For Animal Crossing fans, no detail is too small, especially pathing – Polygon

When the gameplay reveal for Animal Crossing: New Horizons aired at E3 2019, my co-workers and I were astounded. Everyone was chattering about Tom Nook’s new outfit or the crafting system, but my eyes were on the prize: the dirt paths.

While Nintendo developers talked about the crafting system, I murmured, “Wait, go back to the paths. Can we just dig those up with a shovel? We can just dig paths now? Why is nobody talking about the paths?!”

Pathing in Animal Crossing has been a horrific task of torture in every game, and while all fans are excited for the new systems that New Horizons may introduce, a lot of dedicated players are particularly excited for other tiny details that don’t get formally announced. They’re hidden away in blurry promotional images or 30-second trailers that just have a character running around, shaking fruit off of trees.

Let me explain the grueling awfulness that was placing paths. Starting in Animal Crossing: City Folk for the Wii, players were able to create paths by running in the same spot over and over again, since the game introduced grass wear. Paths became a hot design item — if you just ran all willy-nilly all over your town, the grass would wear down quickly, resulting in your town becoming an awful dirt pit.

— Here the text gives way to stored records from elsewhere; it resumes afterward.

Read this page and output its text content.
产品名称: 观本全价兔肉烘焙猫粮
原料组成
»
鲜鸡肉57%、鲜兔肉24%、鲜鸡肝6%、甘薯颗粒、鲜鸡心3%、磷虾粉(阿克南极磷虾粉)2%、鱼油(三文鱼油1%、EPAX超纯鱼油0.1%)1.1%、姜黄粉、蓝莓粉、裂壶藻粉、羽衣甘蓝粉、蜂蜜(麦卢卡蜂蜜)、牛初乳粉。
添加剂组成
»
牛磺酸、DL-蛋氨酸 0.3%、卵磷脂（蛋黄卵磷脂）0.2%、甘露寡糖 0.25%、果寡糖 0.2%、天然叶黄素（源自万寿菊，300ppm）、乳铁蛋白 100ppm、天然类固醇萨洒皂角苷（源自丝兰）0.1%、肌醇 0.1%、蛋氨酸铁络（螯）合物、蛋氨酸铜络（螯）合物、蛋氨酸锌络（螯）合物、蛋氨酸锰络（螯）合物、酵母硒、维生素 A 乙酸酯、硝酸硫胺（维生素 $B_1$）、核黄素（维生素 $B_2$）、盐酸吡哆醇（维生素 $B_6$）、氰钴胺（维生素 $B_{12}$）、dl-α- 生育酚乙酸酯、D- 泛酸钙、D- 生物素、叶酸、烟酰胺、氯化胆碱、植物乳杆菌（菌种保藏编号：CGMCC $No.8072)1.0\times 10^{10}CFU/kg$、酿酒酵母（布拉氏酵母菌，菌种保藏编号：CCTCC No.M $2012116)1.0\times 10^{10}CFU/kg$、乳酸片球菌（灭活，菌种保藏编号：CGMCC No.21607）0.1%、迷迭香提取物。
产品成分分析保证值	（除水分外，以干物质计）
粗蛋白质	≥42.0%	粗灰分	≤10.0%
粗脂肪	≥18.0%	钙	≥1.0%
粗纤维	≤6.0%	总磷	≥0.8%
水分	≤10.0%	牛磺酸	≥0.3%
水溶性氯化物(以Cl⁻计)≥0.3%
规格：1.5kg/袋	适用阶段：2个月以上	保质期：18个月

Players used paths to delineate where people should walk to get to certain landmarks, like the museum or different villager homes.

Players would also use patterns to lay down unique paths. You could download a design of a repeating pink brick road and slap that down, but even doing that took forever. You’d have to open the menu, select the pattern from your screen, put it down, move along, and repeat the process. If you saved a different design — say, for a cute varsity jacket — over the path pattern, awful garbled varsity jackets would appear on the ground in place of the path. You had to keep that path pattern forever. Even more dedicated players would use patterns to create paths with edges, requiring 10 pattern slots to make properly. It was truly an awful time.

Animal Crossing: New Horizons apparently lets you add paths by using a shovel, and even appears to allow for stone paths, which is a wonderful upgrade.

That’s not all. There’s the addition of things like stairs over cliffsides, too. Animal Crossing: New Leaf allowed players to decorate their towns with “public works projects,” like a playground, a bench, or a lamppost, but this is something that has functional use in the town.

Animal Crossing town layouts presented are randomly generated, and some hardcore players will reset their game repeatedly upon starting. If you don’t like the layout because there isn’t a convenient slope to go up the cliff, then just reset the game until you get a good one! With stairs, players won’t have to worry too much about the layout.

Perhaps the funniest and least functional thing that players are getting excited over is Tom Nook’s little paw pads. All animals seem to have little pink “peets” on the bottom of their feet and … it’s cute. It’s good. It’s a great small detail that slathers your brain with dopamine as you coo at its cuteness.

While we’d love for there to be a Nintendo Direct focusing on Animal Crossing: New Horizons, it’s this drip feed of artwork, short videos, and promotional images that has been getting everyone pretty excited for the game anyway.

Animal Crossing: New Horizons launches for Nintendo Switch on March 20. An Animal Crossing-themed Switch will debut on March 13.